This week, the United States released a new policy for the export of US-made drones. The policy conditions any drone sale on a pledge by the foreign buyer government that it will observe international law when deploying US drones. Bringing essential international legal restrictions directly into the export regime could be a positive step forward for the promotion of lawful weapon use internationally. Importantly, conditioning sales on the international legality of the buyer’s subsequent use sets international standards for drone use, and could help strengthen international norms against unlawful attacks and killings.
But the United States’ own legal justifications for its drone strikes have been one of the most intensely criticized aspects of its counterterrorism approach. The US has failed to adequately explain the legality of its strikes, and credible allegations of civilian deaths remain unaddressed. Its published targeted killing policies contain ambiguous restrictions, and the US has advanced interpretations of international law that many have described as dangerous, novel, and expansive.
This puts the legal restrictions in the new export policy in a different light. The new policy, while restricting force in certain important respects, may also become a vehicle through which the US exports some of its heavily criticized practices and international legal views.
The Fact Sheet for the new export policy states that the US will authorize an export only if the recipient state agrees:
- “to use these systems in accordance with international law, including international humanitarian law and international human rights law, as applicable;”
- to use drones only in “operations involving the use of force only when there is a lawful basis for use of force under international law, such as national self-defense.”
These are the basic international legal frameworks that regulate the use of inter-state force and the use of force against non-state armed actors and individuals, and they should condition the export of any weapon. But there are many serious concerns about how the US currently interprets “national self-defense,” the applicability of human rights law, and international humanitarian law restrictions on the use of force. Specific concerns include:
- How widely the US interprets “imminence” when justifying force in “national self-defense.” The US now refers to “imminent and continuing” threats, rather than actual immediate threats. (For critiques of this “strikingly broad” interpretation, see here, here, here, here, here, here, and here.)

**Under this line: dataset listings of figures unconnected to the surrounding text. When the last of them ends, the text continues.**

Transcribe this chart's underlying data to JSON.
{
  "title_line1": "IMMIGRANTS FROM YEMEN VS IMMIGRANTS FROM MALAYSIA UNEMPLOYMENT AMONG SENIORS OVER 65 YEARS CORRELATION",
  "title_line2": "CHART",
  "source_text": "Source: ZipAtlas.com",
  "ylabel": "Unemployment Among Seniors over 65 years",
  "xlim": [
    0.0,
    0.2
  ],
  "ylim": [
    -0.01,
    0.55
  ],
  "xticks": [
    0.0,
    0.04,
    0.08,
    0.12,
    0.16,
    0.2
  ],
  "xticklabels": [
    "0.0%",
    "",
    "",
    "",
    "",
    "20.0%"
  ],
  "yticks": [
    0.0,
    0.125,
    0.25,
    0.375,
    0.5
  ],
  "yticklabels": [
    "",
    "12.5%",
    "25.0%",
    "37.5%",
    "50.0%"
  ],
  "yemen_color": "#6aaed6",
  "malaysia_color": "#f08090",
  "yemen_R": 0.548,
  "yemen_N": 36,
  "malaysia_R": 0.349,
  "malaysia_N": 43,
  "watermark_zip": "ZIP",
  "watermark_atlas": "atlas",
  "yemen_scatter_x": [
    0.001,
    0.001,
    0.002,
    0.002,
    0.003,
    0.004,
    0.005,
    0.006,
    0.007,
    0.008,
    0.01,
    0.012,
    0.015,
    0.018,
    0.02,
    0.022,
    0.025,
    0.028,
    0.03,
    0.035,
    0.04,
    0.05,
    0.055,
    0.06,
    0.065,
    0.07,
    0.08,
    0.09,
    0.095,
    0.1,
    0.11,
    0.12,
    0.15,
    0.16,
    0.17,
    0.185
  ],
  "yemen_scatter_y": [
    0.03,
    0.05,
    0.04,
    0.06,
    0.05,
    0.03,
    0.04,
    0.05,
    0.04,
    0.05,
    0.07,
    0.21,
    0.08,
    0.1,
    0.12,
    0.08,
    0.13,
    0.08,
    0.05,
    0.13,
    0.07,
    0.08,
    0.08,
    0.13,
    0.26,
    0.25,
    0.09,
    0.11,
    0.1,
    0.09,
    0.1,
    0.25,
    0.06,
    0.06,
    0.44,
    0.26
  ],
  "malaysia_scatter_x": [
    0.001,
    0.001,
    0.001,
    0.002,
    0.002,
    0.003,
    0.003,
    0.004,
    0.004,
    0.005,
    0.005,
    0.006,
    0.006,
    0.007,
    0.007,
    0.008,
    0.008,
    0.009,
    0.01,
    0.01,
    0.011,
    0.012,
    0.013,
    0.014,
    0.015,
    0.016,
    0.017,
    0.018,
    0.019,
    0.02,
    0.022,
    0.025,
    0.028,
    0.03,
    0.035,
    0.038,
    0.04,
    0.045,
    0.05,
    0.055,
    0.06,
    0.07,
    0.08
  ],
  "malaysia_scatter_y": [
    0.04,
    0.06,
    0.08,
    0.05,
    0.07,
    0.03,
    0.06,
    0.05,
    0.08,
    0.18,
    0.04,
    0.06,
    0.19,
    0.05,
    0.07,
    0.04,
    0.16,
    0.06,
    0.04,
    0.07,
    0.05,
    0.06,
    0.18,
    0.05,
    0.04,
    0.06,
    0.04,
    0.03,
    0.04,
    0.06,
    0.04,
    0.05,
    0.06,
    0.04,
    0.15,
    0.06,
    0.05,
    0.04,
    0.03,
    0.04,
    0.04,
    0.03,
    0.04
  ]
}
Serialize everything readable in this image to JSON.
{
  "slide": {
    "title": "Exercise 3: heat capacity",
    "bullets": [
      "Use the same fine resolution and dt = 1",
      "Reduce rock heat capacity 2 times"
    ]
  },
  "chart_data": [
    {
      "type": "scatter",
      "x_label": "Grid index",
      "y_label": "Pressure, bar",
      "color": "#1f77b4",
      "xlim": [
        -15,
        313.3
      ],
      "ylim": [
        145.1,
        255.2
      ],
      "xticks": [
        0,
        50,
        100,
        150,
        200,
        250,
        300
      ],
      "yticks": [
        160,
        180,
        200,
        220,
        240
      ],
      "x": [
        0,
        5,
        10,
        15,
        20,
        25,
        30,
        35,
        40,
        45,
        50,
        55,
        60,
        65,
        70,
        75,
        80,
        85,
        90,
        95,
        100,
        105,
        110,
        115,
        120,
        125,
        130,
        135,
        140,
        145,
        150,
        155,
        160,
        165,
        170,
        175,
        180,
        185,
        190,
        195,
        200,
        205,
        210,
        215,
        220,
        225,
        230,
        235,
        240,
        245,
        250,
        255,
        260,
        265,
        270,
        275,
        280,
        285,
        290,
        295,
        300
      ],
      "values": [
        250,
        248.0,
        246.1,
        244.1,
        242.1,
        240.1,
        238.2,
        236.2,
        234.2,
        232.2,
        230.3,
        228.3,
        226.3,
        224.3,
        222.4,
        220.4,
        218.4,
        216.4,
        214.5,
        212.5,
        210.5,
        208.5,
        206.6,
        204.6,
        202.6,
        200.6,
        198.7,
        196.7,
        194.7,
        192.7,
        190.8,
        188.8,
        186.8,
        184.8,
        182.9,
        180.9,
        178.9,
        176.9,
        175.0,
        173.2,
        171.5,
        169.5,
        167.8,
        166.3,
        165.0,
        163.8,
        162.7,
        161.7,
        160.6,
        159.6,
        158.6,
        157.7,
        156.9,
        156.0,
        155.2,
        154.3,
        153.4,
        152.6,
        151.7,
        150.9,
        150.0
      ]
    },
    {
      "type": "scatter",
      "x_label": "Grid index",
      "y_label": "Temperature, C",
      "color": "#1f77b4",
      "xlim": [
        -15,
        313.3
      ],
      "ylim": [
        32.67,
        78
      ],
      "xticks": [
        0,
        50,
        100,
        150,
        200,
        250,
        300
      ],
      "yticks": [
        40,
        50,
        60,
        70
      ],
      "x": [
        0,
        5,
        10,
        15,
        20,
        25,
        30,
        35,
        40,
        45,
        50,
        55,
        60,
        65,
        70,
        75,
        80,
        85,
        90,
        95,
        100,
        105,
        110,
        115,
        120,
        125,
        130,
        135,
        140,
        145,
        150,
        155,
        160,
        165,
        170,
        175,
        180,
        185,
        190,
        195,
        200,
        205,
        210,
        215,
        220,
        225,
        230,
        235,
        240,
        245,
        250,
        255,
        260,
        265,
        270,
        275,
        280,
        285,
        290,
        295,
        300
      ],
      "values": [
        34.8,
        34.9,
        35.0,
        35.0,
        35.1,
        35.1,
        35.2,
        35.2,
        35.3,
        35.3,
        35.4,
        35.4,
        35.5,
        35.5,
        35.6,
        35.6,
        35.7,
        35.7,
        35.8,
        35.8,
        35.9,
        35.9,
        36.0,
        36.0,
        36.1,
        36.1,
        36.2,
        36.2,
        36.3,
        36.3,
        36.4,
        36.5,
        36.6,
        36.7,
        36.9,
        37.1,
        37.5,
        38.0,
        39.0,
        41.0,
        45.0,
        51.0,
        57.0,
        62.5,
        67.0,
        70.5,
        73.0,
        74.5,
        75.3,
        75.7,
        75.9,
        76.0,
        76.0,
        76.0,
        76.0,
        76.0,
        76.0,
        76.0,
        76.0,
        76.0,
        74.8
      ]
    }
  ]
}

- Insofar as international humanitarian law is the relevant framework, many doubts (see here and here) have been raised about how the US interprets “directly participating in hostilities” and how widely it assumes militant status based on association.
- The US government has been unclear about how it defines “associated forces” and thus about the characteristics an armed group must have before it can be targeted.
- The release of targeted killing policies that contain numerous unclear restrictions.
- How narrowly the US views the application of human rights law during armed conflict, as well as outside a state’s own territory.
Two other aspects of the listed restrictions also raise international law concerns. First, the policy notes that recipient states “are not to use military UAS to conduct unlawful surveillance.” Yet US government views about what kinds of surveillance are unlawful depart from the views expressed by international human rights bodies (see here, here, and here). Second, in a provision explicitly prohibiting the use of “unlawful force,” only “domestic populations” are mentioned. Foreign populations are conspicuously absent.
In addition, the Fact Sheet contains a notable gap: it does not provide clear transparency obligations for other states. Secrecy has been one of the most problematic aspects of the United States’ use of drones for targeted killings. The Fact Sheet does little to assure that other states will not adopt similarly opaque practices. An improved policy would require recipient states to publish their drone use policies, track and explain civilian harm, and make public the processes in place to mitigate, investigate, and remedy civilian harm.
The export policy is right to note that the US has an interest in other states using armed drones “lawfully and responsibility.” But the export policy’s declaration that the US wants to “shape international standards for the use of armed drones” should be treated with caution. The United States has not yet done enough to demonstrate to the international community that its extraterritorial attacks comply with the law, and its drone use practice to date has not been a model that other states should follow.